U.S. stocks rose, sending the Standard & Poor’s 500-stock index to its biggest weekly rally since March 2009, after central banks took action to ease Europe’s debt crisis and shoppers turned out for Thanksgiving sales.

The S&P 500 was little changed Friday after erasing a 1.3 percent gain that followed an unexpected drop in the U.S. jobless rate. Boeing, J.P. Morgan Chase and Caterpillar jumped more than 11 percent to lead the Dow Jones industrial average’s weekly advance. Energy producers and financial companies led a surge by all 10 industries in the S&P 500. Amazon.com jumped 7.5 percent after record Black Friday sales of its Kindle products.

The S&P 500 has climbed 7.4 percent, to 1,244.28, since Nov. 25, snapping a two-week decline and trimming its 2011 loss to 1.1 percent. Last week, the Dow rose 787.64 points, or 7 percent, to 12,019.42, and is up 3.8 percent for the year.
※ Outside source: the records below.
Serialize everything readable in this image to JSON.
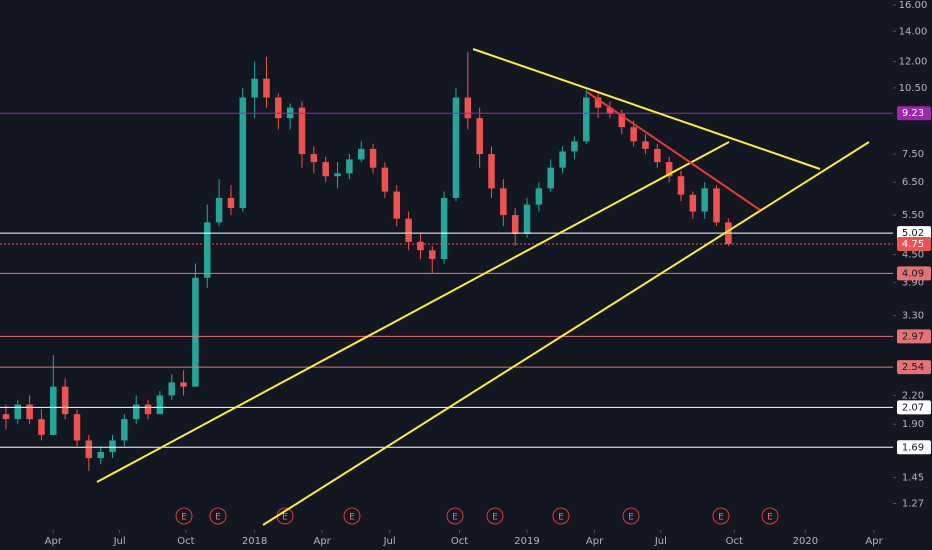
{
  "chart_data": {
    "type": "candlestick",
    "log_scale": true,
    "up_color": "#26a69a",
    "down_color": "#ef5350",
    "ylim": [
      1.11,
      16.41
    ],
    "xlim": [
      -0.5,
      74.9
    ],
    "yticks": [
      {
        "value": 16,
        "label": "16.00"
      },
      {
        "value": 14,
        "label": "14.00"
      },
      {
        "value": 12,
        "label": "12.00"
      },
      {
        "value": 10.5,
        "label": "10.50"
      },
      {
        "value": 7.5,
        "label": "7.50"
      },
      {
        "value": 6.5,
        "label": "6.50"
      },
      {
        "value": 5.5,
        "label": "5.50"
      },
      {
        "value": 4.5,
        "label": "4.50"
      },
      {
        "value": 3.9,
        "label": "3.90"
      },
      {
        "value": 3.3,
        "label": "3.30"
      },
      {
        "value": 2.2,
        "label": "2.20"
      },
      {
        "value": 1.9,
        "label": "1.90"
      },
      {
        "value": 1.45,
        "label": "1.45"
      },
      {
        "value": 1.27,
        "label": "1.27"
      }
    ],
    "xticks": [
      {
        "value": 4,
        "label": "Apr"
      },
      {
        "value": 9.6,
        "label": "Jul"
      },
      {
        "value": 15.2,
        "label": "Oct"
      },
      {
        "value": 21,
        "label": "2018"
      },
      {
        "value": 26.7,
        "label": "Apr"
      },
      {
        "value": 32.4,
        "label": "Jul"
      },
      {
        "value": 38.3,
        "label": "Oct"
      },
      {
        "value": 44,
        "label": "2019"
      },
      {
        "value": 49.7,
        "label": "Apr"
      },
      {
        "value": 55.3,
        "label": "Jul"
      },
      {
        "value": 61.5,
        "label": "Oct"
      },
      {
        "value": 67.5,
        "label": "2020"
      },
      {
        "value": 73.3,
        "label": "Apr"
      }
    ],
    "levels": [
      {
        "value": 9.23,
        "color": "#9c27b0",
        "style": "solid"
      },
      {
        "value": 5.02,
        "color": "#ffffff",
        "style": "solid"
      },
      {
        "value": 4.75,
        "color": "#ef5350",
        "style": "dotted"
      },
      {
        "value": 4.09,
        "color": "#e57373",
        "style": "solid"
      },
      {
        "value": 2.97,
        "color": "#e57373",
        "style": "solid"
      },
      {
        "value": 2.54,
        "color": "#e57373",
        "style": "solid"
      },
      {
        "value": 2.07,
        "color": "#ffffff",
        "style": "solid"
      },
      {
        "value": 1.69,
        "color": "#ffffff",
        "style": "solid"
      }
    ],
    "markers": [
      "E",
      "E",
      "E",
      "E",
      "E",
      "E",
      "E",
      "E",
      "E",
      "E"
    ],
    "ohlc": [
      [
        2.0,
        2.1,
        1.85,
        1.95
      ],
      [
        1.95,
        2.15,
        1.9,
        2.1
      ],
      [
        2.1,
        2.2,
        1.9,
        1.95
      ],
      [
        1.95,
        2.05,
        1.75,
        1.8
      ],
      [
        1.8,
        2.7,
        1.8,
        2.3
      ],
      [
        2.3,
        2.4,
        1.95,
        2.0
      ],
      [
        2.0,
        2.05,
        1.7,
        1.75
      ],
      [
        1.75,
        1.8,
        1.5,
        1.6
      ],
      [
        1.6,
        1.7,
        1.55,
        1.65
      ],
      [
        1.65,
        1.8,
        1.6,
        1.75
      ],
      [
        1.75,
        2.0,
        1.7,
        1.95
      ],
      [
        1.95,
        2.2,
        1.9,
        2.1
      ],
      [
        2.1,
        2.15,
        1.95,
        2.0
      ],
      [
        2.0,
        2.25,
        2.0,
        2.2
      ],
      [
        2.2,
        2.45,
        2.15,
        2.35
      ],
      [
        2.35,
        2.5,
        2.2,
        2.3
      ],
      [
        2.3,
        4.3,
        2.3,
        4.0
      ],
      [
        4.0,
        5.8,
        3.8,
        5.3
      ],
      [
        5.3,
        6.6,
        5.2,
        6.0
      ],
      [
        6.0,
        6.4,
        5.5,
        5.7
      ],
      [
        5.7,
        10.5,
        5.6,
        10.0
      ],
      [
        10.0,
        12.0,
        9.0,
        11.0
      ],
      [
        11.0,
        12.3,
        9.5,
        10.0
      ],
      [
        10.0,
        10.2,
        8.5,
        9.0
      ],
      [
        9.0,
        9.7,
        8.5,
        9.5
      ],
      [
        9.5,
        9.8,
        7.0,
        7.5
      ],
      [
        7.5,
        7.8,
        6.8,
        7.2
      ],
      [
        7.2,
        7.4,
        6.5,
        6.7
      ],
      [
        6.7,
        7.2,
        6.3,
        6.8
      ],
      [
        6.8,
        7.5,
        6.6,
        7.3
      ],
      [
        7.3,
        8.0,
        7.2,
        7.7
      ],
      [
        7.7,
        7.9,
        6.8,
        7.0
      ],
      [
        7.0,
        7.2,
        6.0,
        6.2
      ],
      [
        6.2,
        6.4,
        5.2,
        5.4
      ],
      [
        5.4,
        5.6,
        4.6,
        4.8
      ],
      [
        4.8,
        5.0,
        4.4,
        4.6
      ],
      [
        4.6,
        4.7,
        4.1,
        4.4
      ],
      [
        4.4,
        6.2,
        4.3,
        6.0
      ],
      [
        6.0,
        10.5,
        5.9,
        10.0
      ],
      [
        10.0,
        12.6,
        8.5,
        9.0
      ],
      [
        9.0,
        9.5,
        7.0,
        7.5
      ],
      [
        7.5,
        7.8,
        6.0,
        6.3
      ],
      [
        6.3,
        6.6,
        5.2,
        5.5
      ],
      [
        5.5,
        5.7,
        4.7,
        5.0
      ],
      [
        5.0,
        6.0,
        4.9,
        5.8
      ],
      [
        5.8,
        6.5,
        5.6,
        6.3
      ],
      [
        6.3,
        7.3,
        6.2,
        7.0
      ],
      [
        7.0,
        7.8,
        6.8,
        7.6
      ],
      [
        7.6,
        8.2,
        7.3,
        8.0
      ],
      [
        8.0,
        10.4,
        7.9,
        10.0
      ],
      [
        10.0,
        10.2,
        9.0,
        9.5
      ],
      [
        9.5,
        9.8,
        9.0,
        9.2
      ],
      [
        9.2,
        9.4,
        8.3,
        8.6
      ],
      [
        8.6,
        8.9,
        7.8,
        8.0
      ],
      [
        8.0,
        8.3,
        7.5,
        7.7
      ],
      [
        7.7,
        7.9,
        7.0,
        7.2
      ],
      [
        7.2,
        7.4,
        6.5,
        6.7
      ],
      [
        6.7,
        6.9,
        5.9,
        6.1
      ],
      [
        6.1,
        6.2,
        5.4,
        5.6
      ],
      [
        5.6,
        6.5,
        5.4,
        6.3
      ],
      [
        6.3,
        6.4,
        5.2,
        5.3
      ],
      [
        5.3,
        5.4,
        4.7,
        4.75
      ]
    ]
  }
}
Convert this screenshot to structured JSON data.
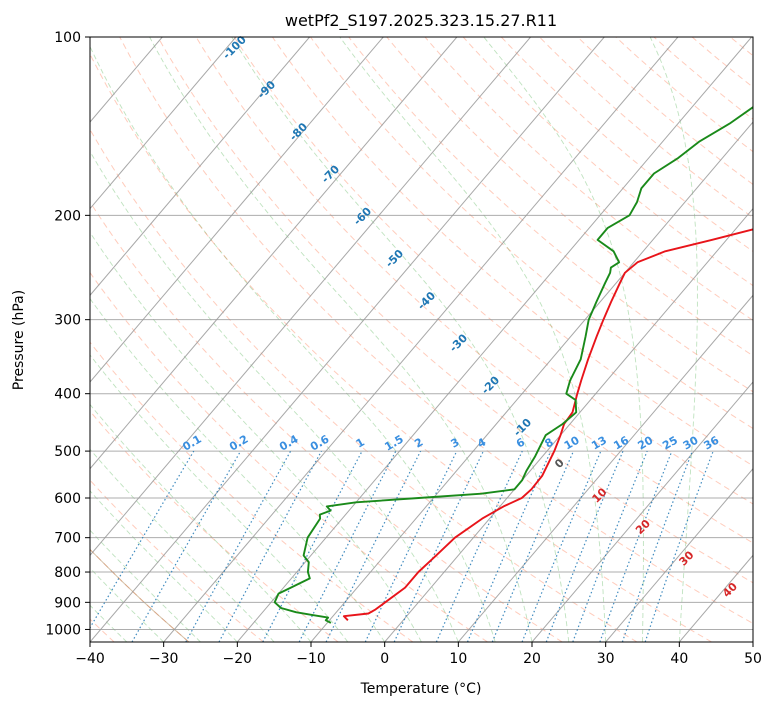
{
  "chart_data": {
    "type": "line",
    "title": "wetPf2_S197.2025.323.15.27.R11",
    "xlabel": "Temperature (°C)",
    "ylabel": "Pressure (hPa)",
    "xlim": [
      -40,
      50
    ],
    "ylim": [
      1050,
      100
    ],
    "y_scale": "log",
    "grid": true,
    "x_ticks": [
      "−40",
      "−30",
      "−20",
      "−10",
      "0",
      "10",
      "20",
      "30",
      "40",
      "50"
    ],
    "y_ticks": [
      "100",
      "200",
      "300",
      "400",
      "500",
      "600",
      "700",
      "800",
      "900",
      "1000"
    ],
    "series": [
      {
        "color": "#e8141a",
        "p": [
          965,
          950,
          940,
          925,
          900,
          850,
          800,
          750,
          700,
          650,
          620,
          600,
          580,
          550,
          500,
          470,
          450,
          430,
          400,
          380,
          350,
          320,
          300,
          280,
          260,
          250,
          240,
          230,
          220,
          210,
          200,
          190,
          180,
          170,
          160,
          150,
          140,
          130,
          120,
          110,
          100
        ],
        "t": [
          -7.5,
          -8.5,
          -5.5,
          -5.0,
          -4.5,
          -3.5,
          -3.5,
          -3.0,
          -2.5,
          -1.0,
          0.5,
          2.0,
          2.3,
          2.2,
          1.0,
          0.0,
          -0.8,
          -1.0,
          -2.5,
          -3.5,
          -5.0,
          -6.5,
          -7.5,
          -8.5,
          -9.5,
          -10.0,
          -9.5,
          -7.0,
          -2.0,
          3.0,
          8.0,
          12.5,
          16.5,
          20.5,
          24.0,
          26.5,
          28.5,
          30.0,
          31.5,
          33.5,
          35.5
        ]
      },
      {
        "color": "#1a8a1a",
        "p": [
          975,
          965,
          955,
          945,
          935,
          920,
          900,
          870,
          850,
          820,
          800,
          770,
          750,
          700,
          650,
          640,
          630,
          620,
          610,
          600,
          590,
          580,
          560,
          540,
          510,
          490,
          470,
          450,
          430,
          410,
          400,
          380,
          350,
          320,
          300,
          280,
          260,
          250,
          245,
          240,
          230,
          220,
          210,
          200,
          190,
          180,
          170,
          160,
          150,
          140,
          130,
          120,
          110,
          100
        ],
        "t": [
          -9.5,
          -10.5,
          -10.5,
          -13.0,
          -15.5,
          -18.0,
          -19.5,
          -20.0,
          -19.0,
          -17.5,
          -18.5,
          -19.5,
          -21.0,
          -22.5,
          -23.0,
          -23.5,
          -22.5,
          -23.5,
          -20.0,
          -12.0,
          -4.0,
          0.0,
          0.0,
          -0.5,
          -1.0,
          -1.5,
          -2.0,
          -1.0,
          -0.5,
          -2.0,
          -4.0,
          -5.0,
          -6.0,
          -8.0,
          -9.5,
          -10.5,
          -11.5,
          -12.0,
          -12.5,
          -12.0,
          -14.0,
          -17.5,
          -17.5,
          -16.0,
          -16.5,
          -17.5,
          -17.5,
          -16.0,
          -15.0,
          -13.0,
          -11.5,
          -10.5,
          -9.5,
          -9.5
        ]
      }
    ],
    "isotherm_labels": [],
    "dry_adiabat_labels": [
      "-100",
      "-90",
      "-80",
      "-70",
      "-60",
      "-50",
      "-40",
      "-30",
      "-20",
      "-10",
      "0",
      "10",
      "20",
      "30",
      "40"
    ],
    "mixing_ratio_labels": [
      "0.1",
      "0.2",
      "0.4",
      "0.6",
      "1",
      "1.5",
      "2",
      "3",
      "4",
      "6",
      "8",
      "10",
      "13",
      "16",
      "20",
      "25",
      "30",
      "36"
    ]
  }
}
“This week’s move was sparked by the global coordinated efforts by central banks and the greater clarity provided by European policy makers on plans to stabilize the debt situation,” said Chad Morganlander, a money manager at Stifel Nicolaus, which has more than $116 billion in client assets.

The S&P 500 surged after the Federal Reserve and five other central banks lowered the cost of dollar funding and China eased the reserve-capital requirement for banks. The stock index has rebounded more than 13 percent since Oct. 3.

The Treasury will sell $29 billion in three-month bills and $27 billion in six-month bills Monday. They yielded 0.005 percent and 0.041 percent, respectively, in when-issued trading.